Cambridge professor left ‘in limbo’ waiting for word on refugee nephew’s visa

Dr Anton Enright’s 15-year-old nephew Viktor escaped war-torn Ukraine on March 3.

10 March 2022

A professor at Cambridge University has said that his Ukrainian nephew has been left “in limbo” because of issues with the Ukraine Family Scheme.

Dr Anton Enright, a professor in the pathology department at Cambridge University, is at his home in Cambridge, while his 15-year-old nephew Viktor is stuck in Dublin, Ireland, after escaping from war-torn Ukraine.

Dr Enright, 46, and his partner, Tatyana Lapa, 40, a GP, flew to Poland on March 3 and said that his sister-in-law Svitlana, 38, “having spent multiple days making a treacherous and difficult journey, handed the traumatised boy to us”.

Viktor en route to Dublin from Poland
Viktor en route to Dublin from Poland (Dr Anton Enright/PA)

Svitlana remains in Lviv with her parents, due to the nature of her job which was not revealed for safety reasons.

“(Viktor and his mum) spent the previous three nights going up and down to air raid shelters because they were staying near Lviv which was under missile attack,” Dr Enright told the PA news agency.

“So there was a very tearful exchange on the Ukrainian border on March 3.”

Mr Enright heard from his family in Ireland that the EU and Ireland were offering a visa waiver, so he decided to fly to his sister’s family in Dublin to try and apply for a visa there.

He said that arriving in Dublin airport was “probably the best part of the whole experience” as they passed through the airport within five minutes, stamped Viktor’s passport and gave him a piece of paper written in Ukrainian and English that said: “Welcome to Ireland. You are safe and we are here to help”.

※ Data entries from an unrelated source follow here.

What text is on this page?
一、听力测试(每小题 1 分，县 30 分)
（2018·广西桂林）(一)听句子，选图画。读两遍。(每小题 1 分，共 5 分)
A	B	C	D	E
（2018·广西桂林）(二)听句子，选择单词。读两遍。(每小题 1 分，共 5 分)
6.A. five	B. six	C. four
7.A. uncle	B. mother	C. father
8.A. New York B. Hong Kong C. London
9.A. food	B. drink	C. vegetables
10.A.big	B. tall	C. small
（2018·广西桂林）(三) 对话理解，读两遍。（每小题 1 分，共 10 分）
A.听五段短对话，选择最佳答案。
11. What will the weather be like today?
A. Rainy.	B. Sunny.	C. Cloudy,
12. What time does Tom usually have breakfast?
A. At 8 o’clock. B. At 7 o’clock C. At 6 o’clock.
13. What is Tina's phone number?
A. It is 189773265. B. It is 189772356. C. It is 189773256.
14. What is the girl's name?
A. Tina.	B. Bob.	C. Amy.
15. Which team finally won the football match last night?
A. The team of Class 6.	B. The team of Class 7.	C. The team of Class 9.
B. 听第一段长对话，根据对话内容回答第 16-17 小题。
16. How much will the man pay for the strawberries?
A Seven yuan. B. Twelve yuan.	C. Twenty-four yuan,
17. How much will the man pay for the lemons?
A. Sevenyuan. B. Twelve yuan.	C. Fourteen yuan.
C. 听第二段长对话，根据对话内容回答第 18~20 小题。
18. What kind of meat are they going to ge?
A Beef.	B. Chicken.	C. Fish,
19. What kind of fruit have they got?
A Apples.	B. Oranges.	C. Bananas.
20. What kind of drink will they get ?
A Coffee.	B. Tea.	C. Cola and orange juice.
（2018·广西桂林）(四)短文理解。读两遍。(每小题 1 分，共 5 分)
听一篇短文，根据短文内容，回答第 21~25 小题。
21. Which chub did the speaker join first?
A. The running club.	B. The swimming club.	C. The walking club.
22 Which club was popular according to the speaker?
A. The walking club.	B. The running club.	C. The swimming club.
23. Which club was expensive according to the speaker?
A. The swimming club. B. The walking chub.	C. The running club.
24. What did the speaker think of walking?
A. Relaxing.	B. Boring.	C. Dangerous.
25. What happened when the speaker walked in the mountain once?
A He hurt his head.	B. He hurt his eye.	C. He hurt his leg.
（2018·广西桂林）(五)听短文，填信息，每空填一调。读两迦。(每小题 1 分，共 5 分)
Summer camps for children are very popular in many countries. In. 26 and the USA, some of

The document handed to Viktor in Dublin
The document handed to Viktor in Dublin (Dr Anton Enright/PA)

But Dr Enright said making an application under the UK’s Ukraine Family Scheme so that his nephew could be with family involved “incredibly complicated” paperwork.

The Ukraine Family Scheme was set up by the Home Office to allow Ukrainian refugees to travel to the UK to live with their family members who are British nationals or UK settled persons.

“It took us an hour to work out whether or not he was eligible,” Dr Enright said.

“It is a lot of work to have to fill out thee forms. And then we were finally told we needed to book an appointment at the visa application centre in Dublin.

“And when we go to that website, there are no appointments available. When you phone the British embassy in Dublin, they pass you around to other phone numbers,” he said.

Turning up at the visa application centre in Dublin on a whim on Monday March 7, Viktor’s photo and fingerprints were taken and all the paperwork needed for the application was packaged and sent to the UK, with Viktor and Dr Enright being told that the application would be processed between 24 and 48 hours.

“It’s now Thursday. We seem to be no closer to getting that visa,” he added.

Miss Lapa is currently in an airport hotel in Dublin with Viktor and Dr Enright and his partner have been “shuttling back and forth between Cambridge and Dublin just to make sure we’re there with him”.

“We’ve had no update and we are basically living in a life of limbo with a traumatized 15-year-old boy, who just wants to come to Cambridge – a place he’s been many times – to sit and play with his cousins and to be with his family again,” he added.

“This is a boy who’s been through a lot. He’s been in air raid shelters and had to make a difficult trip to Poland, he’s terrified about what’s happening to his family in Ukraine.”

Visa application as it stands
Visa application as it stands (Dr Anton Enright)

Dr Enright added that he and his partner’s “work life is on hold” because they are both on compassionate leave and feel “deeply let down” by the visa process.

He added that the people of Cambridgeshire and beyond have offered him lots of support, with Coton FC U15s offering to let Viktor play or train with their team because of his love of the game.

A Government spokesperson said: “We are standing shoulder to shoulder with Ukrainians which is why we’ve made it easier for those with Ukrainian passports to come here.

“This is alongside changes to visas to ensure Ukrainians in the UK can stay here.

“We have expanded our Visa Application Capacity to 13,000 a week, deployed additional staff across the EU, with a 24/7 helpline in place to ensure those who need appointments can get them to come here. This allows us to balance security risks while welcoming those in need.”